Üzerinde Osmanlı tuğrası halen duran dar bir taş kapıdan eski şehrin içine girip yine daracık yollardan yukarı doğru çıkmaya başlıyoruz. Arnavut kaldırımlı yollar ve yapılar Osmanlı izlerini hala taşıyor. 1850'lerde buradan İstanbul'a göç etmek zorunda kalan dedemin anneannesinin yaşadığı belki de yürüdüğü bu sokaklarda yürümek farklı duygulara sürüklüyor beni...





Osmanlı Tuğralı taş kapı...




Hafif meyilli bir tırmanışı bitirip Cami avlusuna açılan kapıdan geçiyoruz ve epey yüksekçe bir alana konumlandırılmış olan Aslan Paşa Camiine ulaşıyoruz. Avlu girişinde Yanya şehrinin geçim kaynaklarından biri olan gümüş işçiliğinin örneklerini sergileyen tezgahlar müşteri bekliyor. 


Cami girişindeki gümüşçüler...





Cami yüksek konumu itibariyle oldukça güzel bir göl manzarasına sahip. Ancak ana kapısı kapalı olduğu için ne yazık ki içerisine giremiyoruz. Ama bu bize bahçesinde dolaşıp yapıyı inceledikten sonra çok güzel göl fotoğrafları çekme imkanı tanıyor. 




Cami avlusundan Yanya Gölü...



Aslan Paşa tarafından 1618 yılında inşa edilen, mimarisi ve taş duvarlarıyla Yanya'daki en dikkat çekici Osmanlı eserleri arasında yer alan bu cami günümüzde Yanya Belediyesi tarafından Etnografya Müzesi olarak kullanılıyor. Ancak iki ay önce yaşanan kuvvetli fırtına sonucunda minaresinin kubbe kısmı zarar görmüş durumda ve sanırım bir restorasyon çalışması başlayacağından dolayı ziyarete kapalı. 

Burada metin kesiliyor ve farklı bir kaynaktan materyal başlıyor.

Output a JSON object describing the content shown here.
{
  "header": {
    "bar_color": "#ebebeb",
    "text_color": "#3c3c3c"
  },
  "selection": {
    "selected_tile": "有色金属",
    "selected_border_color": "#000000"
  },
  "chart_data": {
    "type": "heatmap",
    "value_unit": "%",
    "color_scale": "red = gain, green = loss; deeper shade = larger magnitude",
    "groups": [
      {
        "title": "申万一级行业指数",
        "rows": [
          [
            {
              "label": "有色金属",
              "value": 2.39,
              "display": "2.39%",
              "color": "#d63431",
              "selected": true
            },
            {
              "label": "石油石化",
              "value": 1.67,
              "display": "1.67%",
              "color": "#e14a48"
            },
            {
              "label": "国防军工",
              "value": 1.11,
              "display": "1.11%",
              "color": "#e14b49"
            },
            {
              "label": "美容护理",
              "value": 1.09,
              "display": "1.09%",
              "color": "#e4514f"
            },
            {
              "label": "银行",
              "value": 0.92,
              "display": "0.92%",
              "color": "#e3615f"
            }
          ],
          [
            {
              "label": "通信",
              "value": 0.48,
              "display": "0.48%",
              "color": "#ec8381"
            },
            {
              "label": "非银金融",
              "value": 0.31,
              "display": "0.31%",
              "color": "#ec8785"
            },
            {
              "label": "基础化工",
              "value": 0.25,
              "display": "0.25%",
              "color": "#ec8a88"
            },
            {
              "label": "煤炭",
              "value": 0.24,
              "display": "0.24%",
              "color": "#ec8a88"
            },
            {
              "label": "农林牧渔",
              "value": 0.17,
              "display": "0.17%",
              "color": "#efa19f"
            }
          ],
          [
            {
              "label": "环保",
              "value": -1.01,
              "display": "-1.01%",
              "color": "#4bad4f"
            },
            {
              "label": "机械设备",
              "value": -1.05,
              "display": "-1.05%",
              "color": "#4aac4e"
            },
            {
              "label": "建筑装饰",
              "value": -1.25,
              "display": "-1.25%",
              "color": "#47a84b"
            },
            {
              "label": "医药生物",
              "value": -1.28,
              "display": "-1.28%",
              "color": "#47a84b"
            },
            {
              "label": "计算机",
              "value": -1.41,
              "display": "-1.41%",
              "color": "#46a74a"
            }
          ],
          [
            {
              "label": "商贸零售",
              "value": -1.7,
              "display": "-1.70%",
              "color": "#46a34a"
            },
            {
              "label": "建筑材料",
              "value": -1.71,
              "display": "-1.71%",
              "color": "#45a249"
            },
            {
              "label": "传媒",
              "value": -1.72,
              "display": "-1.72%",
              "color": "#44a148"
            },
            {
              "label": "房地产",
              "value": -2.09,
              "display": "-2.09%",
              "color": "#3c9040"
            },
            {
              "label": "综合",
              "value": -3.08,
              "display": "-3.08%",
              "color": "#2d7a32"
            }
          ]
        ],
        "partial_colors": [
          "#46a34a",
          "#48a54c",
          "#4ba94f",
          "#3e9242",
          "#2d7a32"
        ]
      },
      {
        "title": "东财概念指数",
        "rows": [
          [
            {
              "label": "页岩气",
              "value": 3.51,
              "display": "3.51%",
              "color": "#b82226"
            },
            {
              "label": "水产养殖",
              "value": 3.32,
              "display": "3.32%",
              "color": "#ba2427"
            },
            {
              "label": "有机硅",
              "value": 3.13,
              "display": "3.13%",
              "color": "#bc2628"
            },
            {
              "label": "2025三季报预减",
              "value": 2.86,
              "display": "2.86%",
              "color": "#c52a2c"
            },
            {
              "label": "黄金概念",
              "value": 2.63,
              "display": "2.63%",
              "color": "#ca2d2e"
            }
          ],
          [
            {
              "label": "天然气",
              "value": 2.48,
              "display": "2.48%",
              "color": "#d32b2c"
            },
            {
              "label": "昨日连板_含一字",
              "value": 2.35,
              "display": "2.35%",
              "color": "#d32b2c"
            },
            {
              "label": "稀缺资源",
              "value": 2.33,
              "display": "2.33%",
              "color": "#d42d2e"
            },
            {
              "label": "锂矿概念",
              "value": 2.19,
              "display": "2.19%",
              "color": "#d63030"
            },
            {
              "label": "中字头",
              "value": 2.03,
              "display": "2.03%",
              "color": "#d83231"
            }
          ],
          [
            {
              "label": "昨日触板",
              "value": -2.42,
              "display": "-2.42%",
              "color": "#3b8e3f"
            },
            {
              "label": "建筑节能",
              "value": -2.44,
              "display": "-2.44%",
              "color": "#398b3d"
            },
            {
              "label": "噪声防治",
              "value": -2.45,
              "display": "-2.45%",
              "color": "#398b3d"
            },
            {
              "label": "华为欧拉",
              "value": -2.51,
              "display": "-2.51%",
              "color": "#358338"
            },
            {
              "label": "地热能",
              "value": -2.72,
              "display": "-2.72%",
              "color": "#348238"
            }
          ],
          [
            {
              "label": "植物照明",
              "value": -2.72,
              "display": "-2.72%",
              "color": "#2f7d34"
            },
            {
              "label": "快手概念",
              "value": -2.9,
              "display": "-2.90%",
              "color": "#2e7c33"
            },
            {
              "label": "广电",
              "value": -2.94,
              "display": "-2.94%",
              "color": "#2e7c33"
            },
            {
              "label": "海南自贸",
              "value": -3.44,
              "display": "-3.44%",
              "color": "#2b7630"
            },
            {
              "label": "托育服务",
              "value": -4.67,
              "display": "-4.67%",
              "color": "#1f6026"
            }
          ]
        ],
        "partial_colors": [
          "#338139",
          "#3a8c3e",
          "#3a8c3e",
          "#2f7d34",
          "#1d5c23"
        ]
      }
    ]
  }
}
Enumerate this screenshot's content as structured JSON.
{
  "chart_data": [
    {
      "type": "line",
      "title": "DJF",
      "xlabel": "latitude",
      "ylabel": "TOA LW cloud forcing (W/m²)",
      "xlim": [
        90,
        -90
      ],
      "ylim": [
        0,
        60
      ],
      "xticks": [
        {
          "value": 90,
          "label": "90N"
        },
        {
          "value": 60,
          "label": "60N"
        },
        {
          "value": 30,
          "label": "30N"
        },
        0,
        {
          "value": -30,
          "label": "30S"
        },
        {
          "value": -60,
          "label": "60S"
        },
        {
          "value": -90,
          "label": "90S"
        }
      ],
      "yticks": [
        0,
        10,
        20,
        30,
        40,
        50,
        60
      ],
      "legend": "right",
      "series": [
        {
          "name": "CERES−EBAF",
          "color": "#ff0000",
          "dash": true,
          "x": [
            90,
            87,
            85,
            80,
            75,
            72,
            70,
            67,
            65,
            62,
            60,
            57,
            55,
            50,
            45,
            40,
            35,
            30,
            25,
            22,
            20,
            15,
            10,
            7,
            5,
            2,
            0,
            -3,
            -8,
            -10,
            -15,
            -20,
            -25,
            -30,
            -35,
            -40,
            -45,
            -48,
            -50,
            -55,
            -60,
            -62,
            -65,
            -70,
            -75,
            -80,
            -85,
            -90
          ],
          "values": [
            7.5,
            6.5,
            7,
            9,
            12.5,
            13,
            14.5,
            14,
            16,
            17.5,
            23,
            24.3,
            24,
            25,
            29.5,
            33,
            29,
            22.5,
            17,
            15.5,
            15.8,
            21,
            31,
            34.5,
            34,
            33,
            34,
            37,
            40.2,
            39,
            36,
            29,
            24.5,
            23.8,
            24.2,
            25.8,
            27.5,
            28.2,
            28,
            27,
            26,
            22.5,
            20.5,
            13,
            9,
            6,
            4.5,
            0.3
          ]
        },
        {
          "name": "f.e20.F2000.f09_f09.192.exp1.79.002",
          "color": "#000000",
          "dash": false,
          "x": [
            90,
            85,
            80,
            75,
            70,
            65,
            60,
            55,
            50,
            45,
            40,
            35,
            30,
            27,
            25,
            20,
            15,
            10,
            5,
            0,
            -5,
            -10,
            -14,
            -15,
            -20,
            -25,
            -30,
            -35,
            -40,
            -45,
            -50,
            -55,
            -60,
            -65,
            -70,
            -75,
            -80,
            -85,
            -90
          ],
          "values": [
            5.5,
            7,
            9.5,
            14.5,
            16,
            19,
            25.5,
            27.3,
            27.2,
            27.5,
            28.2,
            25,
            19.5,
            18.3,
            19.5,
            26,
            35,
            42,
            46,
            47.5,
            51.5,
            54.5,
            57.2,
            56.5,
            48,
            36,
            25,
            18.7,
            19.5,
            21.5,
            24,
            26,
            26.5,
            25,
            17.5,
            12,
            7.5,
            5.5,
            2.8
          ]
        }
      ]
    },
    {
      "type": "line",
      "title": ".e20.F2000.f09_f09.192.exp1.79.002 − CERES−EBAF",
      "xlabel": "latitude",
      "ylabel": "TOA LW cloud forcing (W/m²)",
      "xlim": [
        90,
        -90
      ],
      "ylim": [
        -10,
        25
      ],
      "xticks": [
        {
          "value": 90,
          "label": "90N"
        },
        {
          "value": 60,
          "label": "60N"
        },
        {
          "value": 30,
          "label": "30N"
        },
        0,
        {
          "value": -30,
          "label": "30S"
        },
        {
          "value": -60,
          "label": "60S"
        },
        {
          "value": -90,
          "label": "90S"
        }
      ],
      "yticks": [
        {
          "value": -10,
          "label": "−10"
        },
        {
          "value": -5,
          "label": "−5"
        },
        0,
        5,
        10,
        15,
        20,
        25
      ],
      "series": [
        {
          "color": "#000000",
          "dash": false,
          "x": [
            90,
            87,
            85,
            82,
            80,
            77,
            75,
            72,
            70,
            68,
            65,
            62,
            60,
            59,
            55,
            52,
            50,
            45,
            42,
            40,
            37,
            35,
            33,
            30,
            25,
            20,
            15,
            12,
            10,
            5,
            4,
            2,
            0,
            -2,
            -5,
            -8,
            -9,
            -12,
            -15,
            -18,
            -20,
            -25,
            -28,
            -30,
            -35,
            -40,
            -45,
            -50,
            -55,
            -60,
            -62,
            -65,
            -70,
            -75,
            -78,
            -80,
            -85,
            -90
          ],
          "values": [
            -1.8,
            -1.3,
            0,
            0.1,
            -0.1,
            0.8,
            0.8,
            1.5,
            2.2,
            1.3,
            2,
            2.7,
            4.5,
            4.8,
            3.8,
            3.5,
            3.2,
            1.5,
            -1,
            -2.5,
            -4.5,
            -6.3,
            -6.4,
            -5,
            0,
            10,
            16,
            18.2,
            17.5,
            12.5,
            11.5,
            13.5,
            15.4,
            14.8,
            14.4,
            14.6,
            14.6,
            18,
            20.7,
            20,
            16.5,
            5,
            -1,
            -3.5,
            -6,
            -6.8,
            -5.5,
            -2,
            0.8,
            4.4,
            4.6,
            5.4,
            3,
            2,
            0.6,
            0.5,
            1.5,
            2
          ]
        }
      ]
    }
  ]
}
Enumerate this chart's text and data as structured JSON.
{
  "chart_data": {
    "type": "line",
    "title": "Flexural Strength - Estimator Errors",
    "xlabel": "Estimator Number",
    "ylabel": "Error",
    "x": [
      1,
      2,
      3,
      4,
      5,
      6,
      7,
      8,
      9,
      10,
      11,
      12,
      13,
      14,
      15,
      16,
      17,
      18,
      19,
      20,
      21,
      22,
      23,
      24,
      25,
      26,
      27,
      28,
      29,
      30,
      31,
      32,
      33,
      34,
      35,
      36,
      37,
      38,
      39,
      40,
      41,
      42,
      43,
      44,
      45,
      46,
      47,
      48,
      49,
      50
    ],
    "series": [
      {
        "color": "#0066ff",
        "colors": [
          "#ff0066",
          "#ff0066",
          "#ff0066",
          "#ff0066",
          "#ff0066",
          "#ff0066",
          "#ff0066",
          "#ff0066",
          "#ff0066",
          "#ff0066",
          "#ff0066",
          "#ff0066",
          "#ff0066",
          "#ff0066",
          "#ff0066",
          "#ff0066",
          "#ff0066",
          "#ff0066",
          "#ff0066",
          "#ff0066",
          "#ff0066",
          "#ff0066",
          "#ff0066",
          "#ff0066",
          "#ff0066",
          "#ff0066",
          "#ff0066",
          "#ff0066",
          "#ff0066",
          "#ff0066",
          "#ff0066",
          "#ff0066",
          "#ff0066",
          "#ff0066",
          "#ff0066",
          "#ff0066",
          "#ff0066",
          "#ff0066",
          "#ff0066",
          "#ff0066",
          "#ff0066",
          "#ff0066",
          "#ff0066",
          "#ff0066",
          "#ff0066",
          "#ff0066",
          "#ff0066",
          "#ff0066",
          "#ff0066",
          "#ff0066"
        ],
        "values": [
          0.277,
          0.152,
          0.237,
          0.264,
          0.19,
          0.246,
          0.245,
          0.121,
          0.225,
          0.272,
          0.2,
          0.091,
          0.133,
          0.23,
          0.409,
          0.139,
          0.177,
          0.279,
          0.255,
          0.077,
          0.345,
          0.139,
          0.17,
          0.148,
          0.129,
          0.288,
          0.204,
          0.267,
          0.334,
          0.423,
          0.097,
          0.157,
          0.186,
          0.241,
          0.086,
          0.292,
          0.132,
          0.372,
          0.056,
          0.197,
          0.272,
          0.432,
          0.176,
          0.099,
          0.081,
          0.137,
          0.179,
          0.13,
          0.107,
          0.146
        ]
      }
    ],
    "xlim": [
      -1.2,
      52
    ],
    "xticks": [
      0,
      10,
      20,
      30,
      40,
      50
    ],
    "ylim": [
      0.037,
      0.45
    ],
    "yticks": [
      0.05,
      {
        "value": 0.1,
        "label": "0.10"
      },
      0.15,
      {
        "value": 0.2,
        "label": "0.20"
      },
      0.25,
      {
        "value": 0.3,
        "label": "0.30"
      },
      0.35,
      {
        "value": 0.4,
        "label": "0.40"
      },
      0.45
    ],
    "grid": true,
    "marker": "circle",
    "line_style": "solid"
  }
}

1913 yılında camiyi de içerisine alan kaleyi kuşatan Yunan ordusuna karşı uzunca bir süre direnmesine rağmen sonuçta ne yazık ki direnç kırılmış ve Yanya şehri 6 Mart 1913 tarihinde Türk yönetiminden çıkmış. Bu savunmaya ait izleri cami avlusundaki o günlerden kalma top güllelerinden rahatça anlayabiliyorsunuz.

Cami avlusundaki top gülleleri...



Aslan Paşa Cami...



Aslan Paşa Camii avlusundan...

Aslan Paşa cami avlusundan Yanya gölünün muhteşem manzarasını fotoğrafladıktan ve biraz soluklandıktan sonra artık dar sokaklardan yine göl kenarına doğru inmeye başlıyoruz. Sokaklar içinde yürüdükçe Muğla'nın sokaklarını andırıyorlar iyice. Hiç de yabancı olmadığımız bir mimari sonuçta. İşte bu yüzden seviyorum Ege'nin iki yakasını, Ege'yi ve Ege kültürünü.




Yanya'da dar sokaklarda çiçeklerle bezeli evler...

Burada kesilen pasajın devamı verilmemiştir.